The bill would increase the current $0.14 per gallon tax on beer to $0.30. The tax is meant to bring the beer tax to the same level as the state’s wine tax.
That tax — according to the bill — would generate about $51 million in “additional revenue that would be split between the State University of New York and the City University of New York.”
Epstein over the phone told News 8 that the tax on beer was a way to create a “dedicated funding stream” to SUNY and CUNY schools to help balance their budgets.
“The infrastructure of our public schools is crumbling,” Epstein said.
He also added that the Excelsior Scholarship only affects a small portion of students that go to public universities.
“We needed to do more to make sure that those who start their education at a public university can afford to be able to finish it,” Epstein said.
He said that the tax revenue would be split proportionally between the two school systems; since SUNY has more students, it would get more funding.
Advocates of craft beer and local beer lovers are concerned that this will particularly affect the craft brewing industry.

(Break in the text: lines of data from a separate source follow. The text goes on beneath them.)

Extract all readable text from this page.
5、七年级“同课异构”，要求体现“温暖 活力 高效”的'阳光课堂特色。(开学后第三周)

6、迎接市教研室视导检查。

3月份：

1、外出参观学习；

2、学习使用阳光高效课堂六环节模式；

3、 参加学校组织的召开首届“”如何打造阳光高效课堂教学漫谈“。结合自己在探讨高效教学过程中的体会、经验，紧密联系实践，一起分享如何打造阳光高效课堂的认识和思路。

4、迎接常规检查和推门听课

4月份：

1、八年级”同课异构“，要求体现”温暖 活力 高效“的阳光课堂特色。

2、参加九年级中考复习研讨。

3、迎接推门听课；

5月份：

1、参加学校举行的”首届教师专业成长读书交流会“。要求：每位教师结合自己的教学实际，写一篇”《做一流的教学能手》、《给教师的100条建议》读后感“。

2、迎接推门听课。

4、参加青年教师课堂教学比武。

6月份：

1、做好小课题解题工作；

“This is not a bill focusing on the craft industry,” Epstein said. “This is a tax on beer across the state. This is not against the craft industry at all, this is just saying for alcohol in general, there’s a cost associated with it, and it needs to support our government.”
He added that the previous tax exemptions are meant to grow the craft industry, but that the beer industry on the whole shouldn’t be left out of paying an equal tax.
Paul Leone, the Executive Director of the New York Craft Brewers Association, rebuts this piece of legislation, saying in an email:
“The assemblyman is quoted as saying we have some of the lowest state excise taxes on beer in the country, that is true, that is also why we are number two in the country in total number of breweries, and in the top five for economic impact. Why would any state legislator think it’s a good idea to slow that down and damage the industry with this extra tax?”
Further adding when asked if this will affect craft breweries more:
“Any tax increase on beer is going to have an effect,” Leone said. “His bill has the financial hit on the distributors, I can tell you for sure that the distributors are not going to absorb that cost, someone will have to pay it which means it will be passed down to the brewers.
“The consumer will only pay so much for their beer, and the price of beer will most certainly have to go up, brewers run on extremely tight margins, they cannot simply absorb this more than doubling of their taxes. This is fiscally irresponsible legislation to go after a successful industry to pay for a budget deficit.”